The character, like his creator, was the last of a line. He was a landowner whose noble titles and privileges depended on the existence of the Kingdom of the Two Sicilies, as the Spanish dominion of southern Italy was called in 1860. When, that year, Garibaldi’s troops invaded Sicily, in the process that would eventually produce the Italy we know today, Don Fabrizio found that everything he stood for was in danger. Sicily would cease to be Spanish and merge into the new Kingdom of Italy, and he would lose his place at the pinnacle of that feudal society, dominated by a few through the mere will of a foreign sovereign.

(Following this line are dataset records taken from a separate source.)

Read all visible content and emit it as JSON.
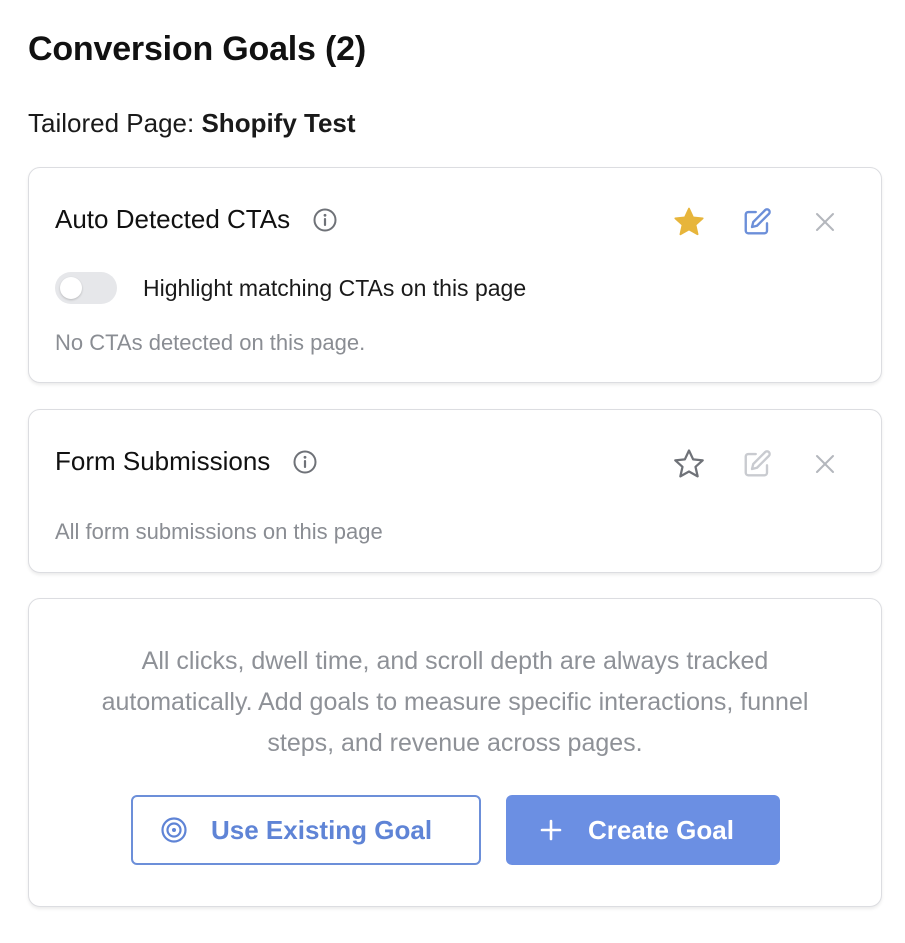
{
  "header": {
    "title": "Conversion Goals (2)",
    "page_label": "Tailored Page:",
    "page_name": "Shopify Test"
  },
  "cards": [
    {
      "title": "Auto Detected CTAs",
      "starred": true,
      "toggle_label": "Highlight matching CTAs on this page",
      "toggle_on": false,
      "note": "No CTAs detected on this page."
    },
    {
      "title": "Form Submissions",
      "starred": false,
      "note": "All form submissions on this page"
    }
  ],
  "info": {
    "text": "All clicks, dwell time, and scroll depth are always tracked automatically. Add goals to measure specific interactions, funnel steps, and revenue across pages.",
    "use_existing_label": "Use Existing Goal",
    "create_label": "Create Goal"
  },
  "colors": {
    "star_active": "#e7b53b",
    "accent": "#6b8fe3",
    "muted_text": "#8a8d93"
  },
  "icons": [
    "info-icon",
    "star-icon",
    "edit-icon",
    "close-icon",
    "target-icon",
    "plus-icon"
  ]
}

Don Fabrizio, who had dedicated his life to preserving what he had inherited, saw no way to stop the transformations that were approaching like a tsunami at the gates of his palace, crowned by wrought-iron leopards. But his favorite nephew, Tancredi, an ambitious climber who married the daughter of an uneducated nouveau riche and joined Garibaldi’s Redshirt revolution without hesitation, showed him what had to be done: “If we want everything to stay the same, we have to change everything.”

The fate of the cynics

Il Gattopardo is an exquisite work, a great historical novel that brings together all the virtues of the genre: the ability to transport you to an era and dissect it; the pleasure of escaping to a beautiful palace in the golden hills of Sicily, beside a turquoise sea; details like the pasta timbale and granitas served at a fully set table. All of that is in Luchino Visconti’s magnificent 1963 film version, starring Burt Lancaster and Alain Delon, and in the superb miniseries—in which all the actors are Italian—on Netflix.

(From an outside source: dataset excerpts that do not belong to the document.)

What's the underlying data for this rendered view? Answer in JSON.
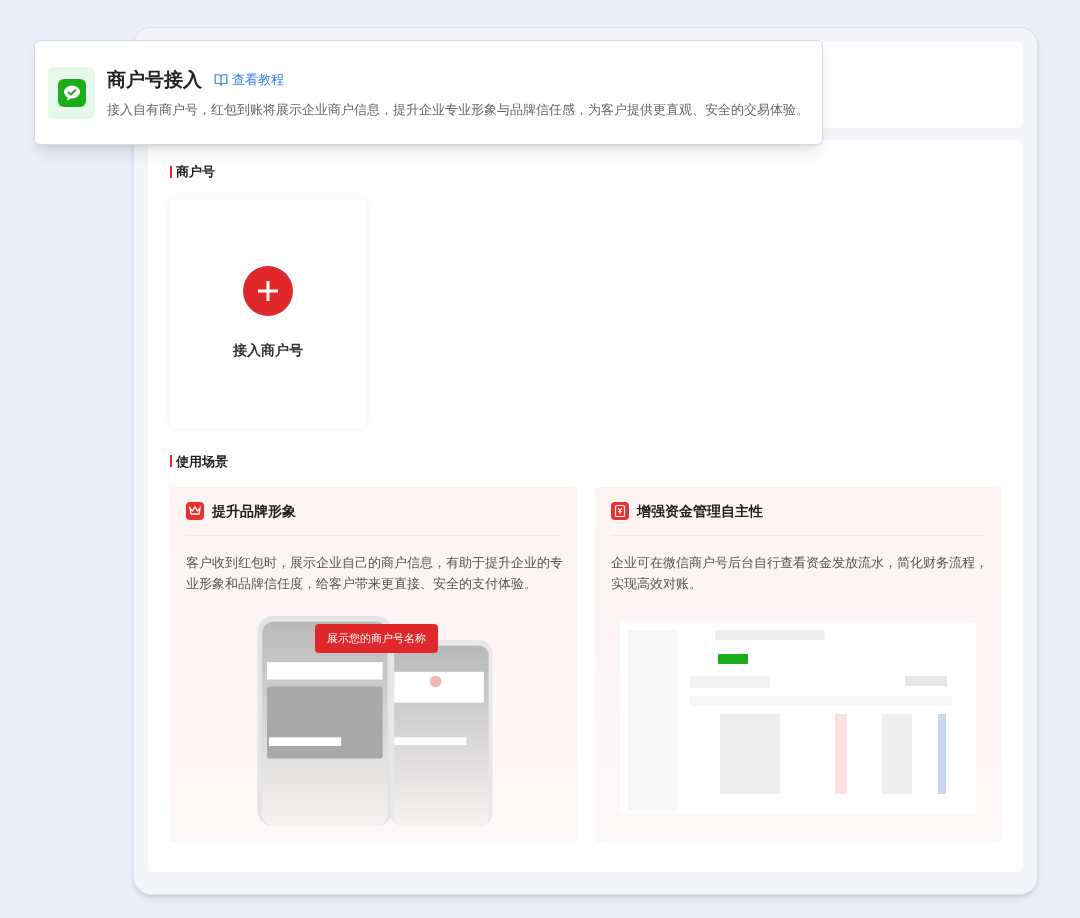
{
  "popup": {
    "title": "商户号接入",
    "tutorial_link": "查看教程",
    "description": "接入自有商户号，红包到账将展示企业商户信息，提升企业专业形象与品牌信任感，为客户提供更直观、安全的交易体验。"
  },
  "merchant_section": {
    "heading": "商户号",
    "add_card": {
      "label": "接入商户号"
    }
  },
  "scenarios_section": {
    "heading": "使用场景",
    "cards": [
      {
        "kind": "phones",
        "title": "提升品牌形象",
        "description": "客户收到红包时，展示企业自己的商户信息，有助于提升企业的专业形象和品牌信任度，给客户带来更直接、安全的支付体验。",
        "badge": "展示您的商户号名称"
      },
      {
        "kind": "dashboard",
        "title": "增强资金管理自主性",
        "description": "企业可在微信商户号后台自行查看资金发放流水，简化财务流程，实现高效对账。"
      }
    ]
  }
}
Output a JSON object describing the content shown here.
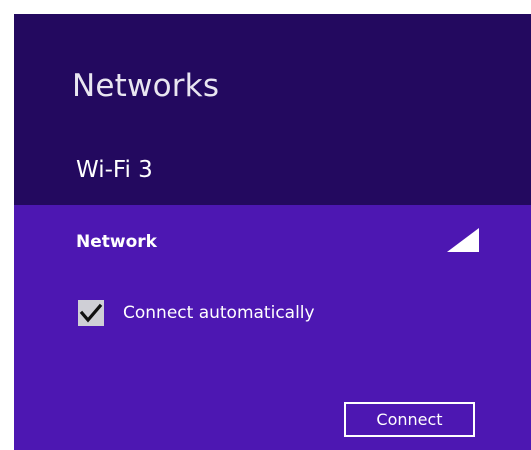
{
  "colors": {
    "header_bg": "#23095f",
    "body_bg": "#4d17b2",
    "text": "#ffffff",
    "checkbox_bg": "#cfcfd6"
  },
  "panel": {
    "title": "Networks",
    "selected_network": "Wi-Fi 3"
  },
  "network": {
    "name": "Network",
    "signal_icon": "signal-strength-icon",
    "connect_automatically": {
      "label": "Connect automatically",
      "checked": true
    },
    "connect_button_label": "Connect"
  }
}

But what immortalized it was that line from Tancredi. Because of its power to synthesize what many people, in many different historical contexts, have done time and again: move from the old order to the new, disguised as reformers, to avoid losing their privileges by securing a place in the emerging elite. Changing everything so that nothing changes is the strategy of those who must pretend to be the future and not the past, because they would pay a heavy price if they didn’t. It’s the roadmap of those who, like Delcy and Jorge Rodríguez, have prepared themselves to take advantage of an external factor that destabilizes the order of their world—Garibaldi’s landing, the arrival of the Marines—and reorganize that world to their advantage.

Perhaps Jorge Rodríguez read Lampedusa back when he frequented bookstores and wrote fiction like the story that won the El Nacional literary contest. Perhaps he saw Visconti’s film. Perhaps he doesn’t even know this story: the world is full of Tancredis like him, and Venezuela has never lacked them. Juan Vicente Gómez also promised change when he overthrew his crony Cipriano Castro, remaining in power for 27 years at the head of a dictatorship that had a very good relationship with foreign oil companies.

In the novel, however, Tancredi meets a bad end: he loses an eye, fails in his ambition to seize power, pays for the mistake of underestimating the Mafia father-in-law with whom he became involved, and for overestimating his own talents. The prince, as expected, disappears along with the world he represented. Italy in the 1860s changed in many ways, and left other things as they were. When you truly read that immortal book left to us by that sad, solitary Sicilian prince, you understand how cynics work to appropriate historical changes, but you also realize that no one, not even those who seem most powerful, can control these.